The Supreme Court has affirmed the conviction of 53-year-old Irish national Eanna O’Cochlain who was caught in possession of two sticks of marijuana weighing less than a gram during a final security checkpoint at the Laoag City International Airport, Ilocos Norte in 2013.
In a 36-page decision penned by Justice Diosdado Peralta, the SC’s Third Division sustained the February 9, 2016 decision and the July 21, 2016 resolution of the Court of Appeals, which in turn upheld the November 22, 2013 decision of the Regional Trial Court, Branch 13, Laoag City, finding accused O’Cochlain guilty of violation of Republic Act 9165 or the Comprehensive Dangerous Drugs Act of 2002.
The tribunal ruled that failure to strictly comply with Section 21 (1) of R.A. No. 9165 does not necessarily render an accused person’s arrest illegal or the items seized or confiscated from him inadmissible or render void and invalid such seizure.
The SC said the most important factor was the preservation of the integrity and evidentiary value of the seized item.
In this case, the Court held that there was substantial compliance with the chain of custody rule, noting that the prosecution was able to prove, through documentary and testimonial evidence, that the integrity and evidentiary value of the seized items were properly preserved in every step of the way.
Citing People v. Del Monte, the Court held that “non-compliance with the requirements of the law is not automatically fatal to the prosecution’s case and the accused may still be held guilty of the offense charged.”
The Court also held that the chain of custody rule is a matter of evidence and a rule of procedure, it being ultimately anchored on the weight and admissibility of evidence which the courts have the exclusive prerogative to decide.
Any missing link, gap, doubt, challenge, break, problem, defect or deficiency in the chain of custody goes to the weight of the evidence, not in its admissibility, it said.
To assess an allegedly faulty chain of custody, the court looks for ample corroborative evidence as to the evidence’s acquisition and subsequent custody.
The court need not rule out every possibility that the evidence underwent alteration; it needs only to find that the reasonable probability is that the evidence has not been altered in any material aspect, it said.
The SC pointed out that, in this case, there was not a reasonable airport search but that O’Cochlain had waived his right against unreasonable searches when he gave his consent to the warrantless search.
A search was made on O’Cochlain when airport authorities detected the smell of marijuana at the departure area.
The high court stressed that an airport search is reasonable when limited in scope to the object of the Anti-Hijacking program, not the war on illegal drugs.

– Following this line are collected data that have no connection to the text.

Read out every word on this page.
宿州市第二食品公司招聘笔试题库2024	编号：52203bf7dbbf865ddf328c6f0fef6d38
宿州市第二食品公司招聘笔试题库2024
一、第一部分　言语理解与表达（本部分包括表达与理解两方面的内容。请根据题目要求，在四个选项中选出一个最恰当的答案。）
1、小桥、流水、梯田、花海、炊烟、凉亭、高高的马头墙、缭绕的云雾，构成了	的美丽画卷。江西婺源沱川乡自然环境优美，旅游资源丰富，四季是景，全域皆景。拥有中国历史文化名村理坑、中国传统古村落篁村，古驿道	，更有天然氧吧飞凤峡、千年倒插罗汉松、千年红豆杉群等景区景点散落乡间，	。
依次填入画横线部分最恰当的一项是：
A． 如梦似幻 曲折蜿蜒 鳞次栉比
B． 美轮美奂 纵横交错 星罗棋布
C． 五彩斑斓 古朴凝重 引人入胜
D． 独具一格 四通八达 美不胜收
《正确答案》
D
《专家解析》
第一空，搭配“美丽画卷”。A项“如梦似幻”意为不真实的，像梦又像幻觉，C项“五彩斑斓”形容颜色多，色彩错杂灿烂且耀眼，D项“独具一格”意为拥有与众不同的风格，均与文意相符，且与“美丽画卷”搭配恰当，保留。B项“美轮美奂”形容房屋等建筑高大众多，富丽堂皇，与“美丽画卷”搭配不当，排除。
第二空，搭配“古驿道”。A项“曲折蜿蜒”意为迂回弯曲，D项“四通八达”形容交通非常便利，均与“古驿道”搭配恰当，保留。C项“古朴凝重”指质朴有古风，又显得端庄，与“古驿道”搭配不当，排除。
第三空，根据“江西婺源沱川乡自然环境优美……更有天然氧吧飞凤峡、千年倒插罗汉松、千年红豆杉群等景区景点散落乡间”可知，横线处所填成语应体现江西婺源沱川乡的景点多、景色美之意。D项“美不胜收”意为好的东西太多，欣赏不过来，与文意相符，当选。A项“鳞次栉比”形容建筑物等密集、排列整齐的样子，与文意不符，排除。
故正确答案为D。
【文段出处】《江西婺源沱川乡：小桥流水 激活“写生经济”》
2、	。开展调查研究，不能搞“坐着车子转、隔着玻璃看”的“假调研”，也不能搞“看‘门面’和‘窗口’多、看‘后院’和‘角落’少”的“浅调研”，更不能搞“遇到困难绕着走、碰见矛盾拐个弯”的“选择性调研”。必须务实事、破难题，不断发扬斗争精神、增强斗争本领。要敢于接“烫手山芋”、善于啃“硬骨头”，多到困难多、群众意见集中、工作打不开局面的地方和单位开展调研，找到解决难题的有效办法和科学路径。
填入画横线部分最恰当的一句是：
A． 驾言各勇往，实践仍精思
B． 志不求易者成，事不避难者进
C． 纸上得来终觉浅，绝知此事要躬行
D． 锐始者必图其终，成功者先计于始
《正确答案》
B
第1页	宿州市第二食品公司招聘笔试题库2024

Unlike a routine search where a prohibited drug was found by chance, a search on the person of the passenger or on his personal belongings in a deliberate and conscious effort to discover an illegal drug is not authorized under the exception to the warrant and probable cause requirement.
The Court, however, held that there was a valid consented warrantless search in the case of O’Cochlain who readily agreed when the security screening officer (SSO) requested to conduct a pat-down search on him. It noted that the record is devoid of any evidence that O’Cochlain manifested objection or hesitation on the body search.